At Kalexiko, we offer SEO solutions as one of our services, therefore we understand when building links that good link profile is very important. When using Majestic SEO all the information regarding this all given to you, so we're looking forward to seeing what Majestic SEO can bring to it’s fans in 2013 obviously virtually all webmasters know and use Majestic SEO regularly, how will you outdo your current level of service?
What is interesting is the knowledge divide between those using the freebie and the those using the paid data. When you delve into the paid data some of the stuff you can use within the paid system is really good. For example, a system we have had for three years is Clique Hunter. Clique Hunter will allow you put up to ten web pages into your favourite search engine and you can put in a keyword and come back with ten URL's that appear there. If you put those into Clique Hunter it will show you all of the URL's that link to 3, 4 or 5 of those results.
Now that gives you hubs of authority as it shows where the search engine has decided that there is a relationship between these sites and the site that is linking all of them.
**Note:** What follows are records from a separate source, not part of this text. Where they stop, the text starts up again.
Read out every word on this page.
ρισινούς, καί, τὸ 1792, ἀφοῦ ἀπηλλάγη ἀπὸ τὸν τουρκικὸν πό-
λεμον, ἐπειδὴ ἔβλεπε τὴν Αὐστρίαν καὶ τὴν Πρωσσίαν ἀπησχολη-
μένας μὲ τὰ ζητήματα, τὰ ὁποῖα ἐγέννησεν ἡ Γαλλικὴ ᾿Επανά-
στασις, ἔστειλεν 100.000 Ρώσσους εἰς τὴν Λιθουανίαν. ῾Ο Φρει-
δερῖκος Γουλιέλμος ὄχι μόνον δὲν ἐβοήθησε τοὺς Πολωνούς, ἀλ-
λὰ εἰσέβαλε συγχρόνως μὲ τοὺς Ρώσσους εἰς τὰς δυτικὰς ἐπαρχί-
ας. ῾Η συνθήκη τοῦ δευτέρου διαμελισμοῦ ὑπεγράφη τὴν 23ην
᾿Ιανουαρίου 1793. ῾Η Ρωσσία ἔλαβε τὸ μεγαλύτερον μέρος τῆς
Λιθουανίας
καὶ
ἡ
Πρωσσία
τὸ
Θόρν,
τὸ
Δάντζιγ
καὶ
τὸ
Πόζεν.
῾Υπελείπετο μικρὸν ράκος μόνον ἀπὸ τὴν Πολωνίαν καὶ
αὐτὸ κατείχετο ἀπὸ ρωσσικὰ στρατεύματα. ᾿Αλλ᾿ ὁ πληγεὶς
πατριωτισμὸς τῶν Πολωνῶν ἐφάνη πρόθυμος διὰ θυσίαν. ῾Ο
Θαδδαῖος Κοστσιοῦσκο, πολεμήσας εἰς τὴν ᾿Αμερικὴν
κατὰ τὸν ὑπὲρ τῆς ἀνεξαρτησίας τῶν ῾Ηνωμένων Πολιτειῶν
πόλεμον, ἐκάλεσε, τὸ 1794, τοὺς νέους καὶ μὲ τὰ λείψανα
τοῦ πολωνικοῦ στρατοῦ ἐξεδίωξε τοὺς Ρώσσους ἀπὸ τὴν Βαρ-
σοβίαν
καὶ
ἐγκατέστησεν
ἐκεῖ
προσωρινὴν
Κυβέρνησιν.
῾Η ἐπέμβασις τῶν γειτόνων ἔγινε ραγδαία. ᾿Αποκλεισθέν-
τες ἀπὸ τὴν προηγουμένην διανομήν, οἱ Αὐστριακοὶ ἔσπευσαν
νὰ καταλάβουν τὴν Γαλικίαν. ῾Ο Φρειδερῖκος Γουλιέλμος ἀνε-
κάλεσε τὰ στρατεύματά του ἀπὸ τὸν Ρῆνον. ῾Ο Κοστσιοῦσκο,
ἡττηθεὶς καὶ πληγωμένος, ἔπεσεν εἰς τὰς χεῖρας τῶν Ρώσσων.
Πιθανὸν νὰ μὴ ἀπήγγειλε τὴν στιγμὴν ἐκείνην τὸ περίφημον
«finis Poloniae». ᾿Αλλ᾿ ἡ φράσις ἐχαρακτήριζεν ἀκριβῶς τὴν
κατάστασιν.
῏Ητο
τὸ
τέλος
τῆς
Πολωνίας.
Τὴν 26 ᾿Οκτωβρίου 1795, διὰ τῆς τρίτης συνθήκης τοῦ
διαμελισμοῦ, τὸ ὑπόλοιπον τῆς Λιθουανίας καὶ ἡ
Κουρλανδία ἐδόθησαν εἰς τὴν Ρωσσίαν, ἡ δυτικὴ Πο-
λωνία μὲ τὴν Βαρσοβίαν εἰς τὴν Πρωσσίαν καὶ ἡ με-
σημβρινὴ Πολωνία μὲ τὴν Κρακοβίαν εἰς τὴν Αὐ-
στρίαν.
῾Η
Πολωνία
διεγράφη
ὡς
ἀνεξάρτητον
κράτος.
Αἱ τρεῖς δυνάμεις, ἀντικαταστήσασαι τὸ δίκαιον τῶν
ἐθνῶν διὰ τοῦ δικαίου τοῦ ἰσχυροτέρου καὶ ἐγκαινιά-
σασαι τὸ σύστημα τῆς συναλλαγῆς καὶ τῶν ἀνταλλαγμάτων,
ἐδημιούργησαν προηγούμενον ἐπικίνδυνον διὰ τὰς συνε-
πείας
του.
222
So the chances are that these sites are linking to multiple people in that search phrase. These are influencing that search phrase and certainly not harming it as they are still ranking in the top ten. So that gives you a really targeted place to start looking, I’m not going to say that they are all easy links to pick up, what I'm saying is those hubs of authority are specific to that keyword or that industry at least.
Thank you so much for your time, for those of you who don’t know Majestic SEO are based in the same building as us, so we are very fortunate to have Majestic based near to discuss ideas and bounce off one another.
Thank you for bringing me round and having a chat and give me a shout. Its good for us to have agencies around and tell us what we are going wrong in our tracks (laughs).